How it works: In the rumen, condensed tannins form complex compounds with forage proteins and protect them from microbial degradation, without affecting the amount of microbial protein synthesis. Since this bonding is reversible and depends on the pH value, it is assumed that the protein-tannin-compound dissolves again in the small intestine, thus the proteins become available to the ruminant in the posterior intestinal sections. Therefore, dietary condensed tannins can increase the amount of by-pass protein, enhance the milk production or improve the ovulation rate or wool growth.
Modern History: I’ll bet you consume tannins too – mostly in the form of tea or coffee. Most wines also contain tannins. If wines are stored in charred oak barrels to mature, tannins from the wood get into the wine. In addition, grapes also contain polyphenols. The higher the concentration of the tannins – the more astringent the wine tastes.
Tannins are also an important component in the tanning of leather or the food industry (sugar extraction for clarified sugar, in the wine industry for taste and color). Tannins are also used in the dyeing industry as a substitute for formaldehyde resin or as rust converters.

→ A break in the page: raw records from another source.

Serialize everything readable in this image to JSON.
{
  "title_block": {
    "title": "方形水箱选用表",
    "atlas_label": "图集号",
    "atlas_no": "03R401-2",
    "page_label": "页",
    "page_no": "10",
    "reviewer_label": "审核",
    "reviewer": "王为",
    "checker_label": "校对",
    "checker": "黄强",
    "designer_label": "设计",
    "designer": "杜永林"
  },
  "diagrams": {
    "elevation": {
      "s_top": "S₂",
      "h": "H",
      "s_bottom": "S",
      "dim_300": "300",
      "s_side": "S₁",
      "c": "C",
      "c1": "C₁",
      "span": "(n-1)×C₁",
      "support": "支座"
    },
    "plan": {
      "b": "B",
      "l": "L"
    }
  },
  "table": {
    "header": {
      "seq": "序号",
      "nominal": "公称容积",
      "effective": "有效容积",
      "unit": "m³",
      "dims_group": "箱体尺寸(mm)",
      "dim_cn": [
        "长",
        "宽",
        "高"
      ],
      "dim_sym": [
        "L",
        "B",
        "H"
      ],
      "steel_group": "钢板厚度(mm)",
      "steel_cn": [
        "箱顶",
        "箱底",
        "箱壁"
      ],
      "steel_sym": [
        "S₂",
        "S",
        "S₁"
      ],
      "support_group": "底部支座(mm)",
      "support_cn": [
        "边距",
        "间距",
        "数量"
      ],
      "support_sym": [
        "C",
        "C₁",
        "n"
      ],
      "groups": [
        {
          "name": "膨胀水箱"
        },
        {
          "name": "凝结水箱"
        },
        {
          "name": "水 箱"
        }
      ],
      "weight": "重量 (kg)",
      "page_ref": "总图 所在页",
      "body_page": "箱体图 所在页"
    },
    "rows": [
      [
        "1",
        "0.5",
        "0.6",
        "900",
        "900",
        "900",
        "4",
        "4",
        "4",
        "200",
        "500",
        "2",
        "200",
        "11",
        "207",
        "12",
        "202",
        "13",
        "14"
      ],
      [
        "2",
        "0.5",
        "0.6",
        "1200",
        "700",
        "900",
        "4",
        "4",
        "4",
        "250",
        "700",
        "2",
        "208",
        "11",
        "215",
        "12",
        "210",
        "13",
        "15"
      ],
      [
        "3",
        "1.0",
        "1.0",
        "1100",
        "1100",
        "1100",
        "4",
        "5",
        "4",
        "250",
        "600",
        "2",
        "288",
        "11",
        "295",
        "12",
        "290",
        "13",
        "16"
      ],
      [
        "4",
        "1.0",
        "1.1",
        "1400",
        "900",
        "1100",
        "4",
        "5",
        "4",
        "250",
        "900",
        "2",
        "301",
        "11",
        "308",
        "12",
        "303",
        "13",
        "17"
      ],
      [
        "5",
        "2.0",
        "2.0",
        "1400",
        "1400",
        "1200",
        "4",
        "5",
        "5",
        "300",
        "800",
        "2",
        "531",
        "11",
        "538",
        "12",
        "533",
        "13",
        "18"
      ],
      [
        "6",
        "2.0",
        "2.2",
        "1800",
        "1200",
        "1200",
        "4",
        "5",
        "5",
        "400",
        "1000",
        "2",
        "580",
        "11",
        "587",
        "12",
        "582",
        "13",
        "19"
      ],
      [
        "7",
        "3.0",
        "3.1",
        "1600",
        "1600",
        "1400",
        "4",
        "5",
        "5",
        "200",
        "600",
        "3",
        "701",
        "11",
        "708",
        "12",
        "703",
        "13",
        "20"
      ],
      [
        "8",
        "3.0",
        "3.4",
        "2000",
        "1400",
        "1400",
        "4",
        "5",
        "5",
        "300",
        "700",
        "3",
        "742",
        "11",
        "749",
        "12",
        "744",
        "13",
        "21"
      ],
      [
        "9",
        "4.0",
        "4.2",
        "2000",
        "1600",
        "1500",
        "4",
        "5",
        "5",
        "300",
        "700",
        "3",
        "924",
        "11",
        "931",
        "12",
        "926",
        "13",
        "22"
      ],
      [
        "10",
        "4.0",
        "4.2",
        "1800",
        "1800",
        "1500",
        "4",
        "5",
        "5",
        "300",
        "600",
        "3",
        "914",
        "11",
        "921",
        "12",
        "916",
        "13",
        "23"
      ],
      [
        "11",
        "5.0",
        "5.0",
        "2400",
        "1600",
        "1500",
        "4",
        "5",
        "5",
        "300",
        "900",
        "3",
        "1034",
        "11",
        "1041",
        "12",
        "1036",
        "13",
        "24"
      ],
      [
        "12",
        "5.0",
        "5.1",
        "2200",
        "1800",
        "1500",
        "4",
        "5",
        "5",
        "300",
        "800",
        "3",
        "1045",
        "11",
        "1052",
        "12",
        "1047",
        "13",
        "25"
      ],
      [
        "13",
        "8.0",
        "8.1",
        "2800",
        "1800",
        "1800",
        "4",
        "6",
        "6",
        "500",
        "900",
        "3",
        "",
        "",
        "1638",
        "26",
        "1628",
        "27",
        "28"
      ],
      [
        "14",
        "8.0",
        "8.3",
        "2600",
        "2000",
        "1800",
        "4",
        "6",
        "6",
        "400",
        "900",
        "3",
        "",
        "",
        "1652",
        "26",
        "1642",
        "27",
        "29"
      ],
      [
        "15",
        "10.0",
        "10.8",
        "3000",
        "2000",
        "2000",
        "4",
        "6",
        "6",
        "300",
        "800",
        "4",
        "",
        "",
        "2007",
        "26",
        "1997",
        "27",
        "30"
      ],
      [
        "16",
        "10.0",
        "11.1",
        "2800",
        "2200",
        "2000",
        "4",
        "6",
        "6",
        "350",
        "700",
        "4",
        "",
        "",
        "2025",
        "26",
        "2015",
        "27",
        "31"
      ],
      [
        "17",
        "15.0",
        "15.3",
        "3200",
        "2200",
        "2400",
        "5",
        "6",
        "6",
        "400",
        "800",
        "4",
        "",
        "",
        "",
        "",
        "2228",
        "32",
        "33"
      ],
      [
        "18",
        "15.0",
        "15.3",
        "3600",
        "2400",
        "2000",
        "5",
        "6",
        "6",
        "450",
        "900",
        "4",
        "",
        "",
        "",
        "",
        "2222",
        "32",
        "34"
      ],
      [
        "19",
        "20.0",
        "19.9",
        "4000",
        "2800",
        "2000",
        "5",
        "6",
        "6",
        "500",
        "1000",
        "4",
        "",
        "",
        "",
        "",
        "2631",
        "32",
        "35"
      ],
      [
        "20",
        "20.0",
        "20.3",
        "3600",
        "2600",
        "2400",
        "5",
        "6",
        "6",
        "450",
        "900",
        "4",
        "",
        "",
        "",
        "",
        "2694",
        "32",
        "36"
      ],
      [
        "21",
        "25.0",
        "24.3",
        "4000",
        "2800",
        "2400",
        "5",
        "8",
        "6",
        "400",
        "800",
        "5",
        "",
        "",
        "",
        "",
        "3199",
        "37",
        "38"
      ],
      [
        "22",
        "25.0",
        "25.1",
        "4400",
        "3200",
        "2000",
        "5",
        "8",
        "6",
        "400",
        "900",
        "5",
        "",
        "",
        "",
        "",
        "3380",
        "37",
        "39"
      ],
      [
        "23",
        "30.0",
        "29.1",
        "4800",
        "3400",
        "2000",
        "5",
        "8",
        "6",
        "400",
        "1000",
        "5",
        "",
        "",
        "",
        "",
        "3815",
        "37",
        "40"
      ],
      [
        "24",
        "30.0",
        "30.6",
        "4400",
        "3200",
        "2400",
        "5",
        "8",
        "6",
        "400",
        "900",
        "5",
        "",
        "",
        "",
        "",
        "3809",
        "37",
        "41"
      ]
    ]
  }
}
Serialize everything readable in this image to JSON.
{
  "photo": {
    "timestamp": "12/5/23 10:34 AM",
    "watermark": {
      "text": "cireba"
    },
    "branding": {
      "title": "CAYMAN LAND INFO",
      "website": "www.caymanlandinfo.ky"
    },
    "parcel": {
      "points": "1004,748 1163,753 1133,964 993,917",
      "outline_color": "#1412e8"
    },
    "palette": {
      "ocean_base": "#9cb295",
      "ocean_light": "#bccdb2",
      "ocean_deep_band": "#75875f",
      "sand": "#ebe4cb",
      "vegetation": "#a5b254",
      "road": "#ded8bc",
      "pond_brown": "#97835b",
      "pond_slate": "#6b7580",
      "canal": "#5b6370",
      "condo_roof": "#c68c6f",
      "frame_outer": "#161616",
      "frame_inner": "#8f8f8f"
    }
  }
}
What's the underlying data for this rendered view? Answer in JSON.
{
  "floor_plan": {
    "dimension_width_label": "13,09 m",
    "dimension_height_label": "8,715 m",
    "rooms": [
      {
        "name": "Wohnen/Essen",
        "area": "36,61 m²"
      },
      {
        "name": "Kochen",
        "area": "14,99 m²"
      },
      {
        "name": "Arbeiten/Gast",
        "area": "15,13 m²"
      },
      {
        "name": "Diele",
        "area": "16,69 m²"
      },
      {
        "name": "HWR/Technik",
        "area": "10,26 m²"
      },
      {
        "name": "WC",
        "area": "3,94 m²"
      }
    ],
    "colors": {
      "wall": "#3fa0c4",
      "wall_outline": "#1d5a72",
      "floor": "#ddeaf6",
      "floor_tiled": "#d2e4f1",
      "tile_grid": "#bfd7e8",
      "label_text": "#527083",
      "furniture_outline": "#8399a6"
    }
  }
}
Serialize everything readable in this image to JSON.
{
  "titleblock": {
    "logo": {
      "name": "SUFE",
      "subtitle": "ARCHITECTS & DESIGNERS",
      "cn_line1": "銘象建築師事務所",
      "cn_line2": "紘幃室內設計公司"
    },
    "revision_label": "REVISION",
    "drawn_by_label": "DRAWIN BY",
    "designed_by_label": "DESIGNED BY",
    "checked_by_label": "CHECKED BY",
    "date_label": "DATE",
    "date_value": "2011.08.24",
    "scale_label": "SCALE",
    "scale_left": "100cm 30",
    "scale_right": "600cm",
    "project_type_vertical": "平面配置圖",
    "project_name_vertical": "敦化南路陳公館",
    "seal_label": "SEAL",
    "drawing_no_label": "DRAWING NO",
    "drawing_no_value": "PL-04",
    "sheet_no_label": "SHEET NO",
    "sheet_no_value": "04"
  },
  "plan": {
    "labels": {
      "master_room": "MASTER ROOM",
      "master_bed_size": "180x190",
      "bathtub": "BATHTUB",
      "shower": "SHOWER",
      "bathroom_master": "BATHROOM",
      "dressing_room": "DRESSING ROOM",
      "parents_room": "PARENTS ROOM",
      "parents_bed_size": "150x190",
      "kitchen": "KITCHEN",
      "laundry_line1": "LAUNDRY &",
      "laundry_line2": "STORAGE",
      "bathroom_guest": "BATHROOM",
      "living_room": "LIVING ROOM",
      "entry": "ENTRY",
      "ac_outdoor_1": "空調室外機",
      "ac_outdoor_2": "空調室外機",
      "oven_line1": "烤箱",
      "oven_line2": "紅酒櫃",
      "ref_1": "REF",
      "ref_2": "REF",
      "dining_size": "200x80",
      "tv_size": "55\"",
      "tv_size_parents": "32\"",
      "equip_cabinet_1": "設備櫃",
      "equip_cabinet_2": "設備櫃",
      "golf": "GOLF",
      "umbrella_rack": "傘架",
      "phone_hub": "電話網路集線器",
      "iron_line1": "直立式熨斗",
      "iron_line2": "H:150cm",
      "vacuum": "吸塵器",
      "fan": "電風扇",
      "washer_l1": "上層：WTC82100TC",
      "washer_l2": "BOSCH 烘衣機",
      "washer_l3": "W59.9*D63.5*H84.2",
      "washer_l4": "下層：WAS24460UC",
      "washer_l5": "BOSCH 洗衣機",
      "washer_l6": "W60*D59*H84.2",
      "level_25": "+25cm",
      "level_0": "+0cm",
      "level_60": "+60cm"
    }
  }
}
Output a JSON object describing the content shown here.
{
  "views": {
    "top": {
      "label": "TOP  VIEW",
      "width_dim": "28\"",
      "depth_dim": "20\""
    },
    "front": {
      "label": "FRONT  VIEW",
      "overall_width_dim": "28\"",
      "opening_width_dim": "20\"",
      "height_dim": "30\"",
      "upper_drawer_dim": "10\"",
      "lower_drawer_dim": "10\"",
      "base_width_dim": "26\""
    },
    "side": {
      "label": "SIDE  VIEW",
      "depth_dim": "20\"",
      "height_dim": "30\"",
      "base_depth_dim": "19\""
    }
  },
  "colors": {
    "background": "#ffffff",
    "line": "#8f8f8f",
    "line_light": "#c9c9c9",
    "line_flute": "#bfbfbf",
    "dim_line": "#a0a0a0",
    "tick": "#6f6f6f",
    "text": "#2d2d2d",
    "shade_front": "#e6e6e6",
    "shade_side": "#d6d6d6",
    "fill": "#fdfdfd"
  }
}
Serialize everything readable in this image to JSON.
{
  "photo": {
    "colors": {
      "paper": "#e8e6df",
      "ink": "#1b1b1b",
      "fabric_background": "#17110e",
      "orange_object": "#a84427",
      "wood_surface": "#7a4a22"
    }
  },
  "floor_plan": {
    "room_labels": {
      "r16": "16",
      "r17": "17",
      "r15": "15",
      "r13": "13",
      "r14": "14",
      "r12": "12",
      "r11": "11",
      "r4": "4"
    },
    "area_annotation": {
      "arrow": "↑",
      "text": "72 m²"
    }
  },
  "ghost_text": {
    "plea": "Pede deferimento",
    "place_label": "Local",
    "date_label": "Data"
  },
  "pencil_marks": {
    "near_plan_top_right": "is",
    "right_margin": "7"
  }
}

In this world of polyphenols there are two different categories: hydrolyzable tannins and condensed tannins – each distinguishable by their molecular size and the nature of their structure. It is known that condensed tannins reduce the methane output of ruminants. Thus, feeding tannins contribute to a reduction of greenhouse gases. In addition, condensed tannins can prevent the formation of foam during feeding with high levels of soluble proteins, such as legumes, and thus counteract the risk of flatulence. But attention: If hydrolysable tannins are fed in high dosage, this can lead to poisoning.